Internet Unknown (28)
Jonathan de Boyne Pollard
J.deBoynePollard at Tesco.NET
Thu Nov 18 04:43:29 UTC 2004
MA> The polaris.co.in nameservers are not RFC 1034 compliant (they don't
MA> reply to EDNS (RFC 2671) queries).
Not replying to queries is not a violation of the protocol. There's no
way that any protocol (such as DNS) that employs an unreliable transport
(such as UDP) can make replying to messages a requirement. It's wrong
to say that a server that doesn't reply to queries is not complying with
RFC 1034.
MA> You would think that all nameservers would handle EDNS queries by
MA> now. After all EDNS has been on the standards track for 5 years now.
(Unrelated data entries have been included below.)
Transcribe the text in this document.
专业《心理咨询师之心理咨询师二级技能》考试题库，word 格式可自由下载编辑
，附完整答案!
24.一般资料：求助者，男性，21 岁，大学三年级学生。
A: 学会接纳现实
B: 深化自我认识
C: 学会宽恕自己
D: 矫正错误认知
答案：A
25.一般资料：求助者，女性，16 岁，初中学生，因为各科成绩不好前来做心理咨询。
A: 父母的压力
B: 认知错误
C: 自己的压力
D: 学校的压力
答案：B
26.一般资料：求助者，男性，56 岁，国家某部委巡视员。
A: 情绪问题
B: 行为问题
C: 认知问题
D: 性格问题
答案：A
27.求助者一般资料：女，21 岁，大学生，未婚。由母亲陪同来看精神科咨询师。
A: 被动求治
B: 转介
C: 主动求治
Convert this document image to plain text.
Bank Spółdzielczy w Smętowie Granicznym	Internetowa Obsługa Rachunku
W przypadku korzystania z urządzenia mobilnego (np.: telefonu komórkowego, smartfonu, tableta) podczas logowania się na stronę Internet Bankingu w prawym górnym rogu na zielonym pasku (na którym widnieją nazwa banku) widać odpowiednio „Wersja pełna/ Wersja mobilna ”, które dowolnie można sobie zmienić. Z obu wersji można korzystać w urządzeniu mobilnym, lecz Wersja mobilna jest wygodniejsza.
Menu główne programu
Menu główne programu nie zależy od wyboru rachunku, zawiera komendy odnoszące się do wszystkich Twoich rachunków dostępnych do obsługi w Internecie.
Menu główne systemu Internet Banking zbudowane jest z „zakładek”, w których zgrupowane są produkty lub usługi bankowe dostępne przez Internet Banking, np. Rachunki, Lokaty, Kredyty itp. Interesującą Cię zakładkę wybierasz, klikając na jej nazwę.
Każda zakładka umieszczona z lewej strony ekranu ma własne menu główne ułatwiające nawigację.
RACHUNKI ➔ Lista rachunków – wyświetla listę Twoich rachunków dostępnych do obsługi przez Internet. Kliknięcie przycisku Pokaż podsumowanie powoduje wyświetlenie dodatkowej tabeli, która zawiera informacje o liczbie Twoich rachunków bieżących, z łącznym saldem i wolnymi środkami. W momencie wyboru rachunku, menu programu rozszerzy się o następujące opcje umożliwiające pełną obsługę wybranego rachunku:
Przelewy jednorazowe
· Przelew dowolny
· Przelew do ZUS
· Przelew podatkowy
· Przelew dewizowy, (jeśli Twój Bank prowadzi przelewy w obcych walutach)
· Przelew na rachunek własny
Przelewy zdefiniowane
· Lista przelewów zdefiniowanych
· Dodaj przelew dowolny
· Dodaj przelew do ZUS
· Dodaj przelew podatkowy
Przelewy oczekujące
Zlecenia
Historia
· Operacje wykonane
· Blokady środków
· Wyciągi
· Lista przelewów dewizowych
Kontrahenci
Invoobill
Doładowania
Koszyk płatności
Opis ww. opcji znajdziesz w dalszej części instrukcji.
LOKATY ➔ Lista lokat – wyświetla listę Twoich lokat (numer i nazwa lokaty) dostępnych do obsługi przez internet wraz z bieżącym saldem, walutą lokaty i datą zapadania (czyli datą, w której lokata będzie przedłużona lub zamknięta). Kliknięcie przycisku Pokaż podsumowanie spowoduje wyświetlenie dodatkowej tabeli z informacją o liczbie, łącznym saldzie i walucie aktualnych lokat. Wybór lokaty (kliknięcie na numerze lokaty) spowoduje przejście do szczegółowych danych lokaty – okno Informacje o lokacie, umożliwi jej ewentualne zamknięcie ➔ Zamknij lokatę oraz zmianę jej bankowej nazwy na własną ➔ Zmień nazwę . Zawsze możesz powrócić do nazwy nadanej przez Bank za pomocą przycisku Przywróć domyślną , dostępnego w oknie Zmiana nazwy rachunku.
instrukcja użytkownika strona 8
The situation with EDNS0 is that because so few content DNS servers
support it, the gain that EDNS0 gives from losing the DNS/TCP
setup/teardown overhead in the small minority of cases is entirely
offset by the loss incurred by the extra DNS/UDP traffic in the vast
majority of cases.
As I have said before, the irony of this is that support for EDNS0 in
content DNS servers is comparatively easy compared to support for EDNS0
in the back ends of resolving proxy DNS servers and in DNS Client
libraries. If everyone merely did only the easy part of implementing
EDNS0 support in their content DNS servers (even if only supporting
DNS/UDP datagram sizes up to 512 octets), the current situation would be
much improved, and enabling the use of EDNS0 in a resolving proxy DNS
server would no longer result in a net increase in network traffic.
MA> It only takes 1/2 a day to add support for them to a existing
MA> server.
That's a facile assertion. How long it takes to add EDNS0 support
obviously depends from the particular server software. As I said, it
also depends from the type of the server software.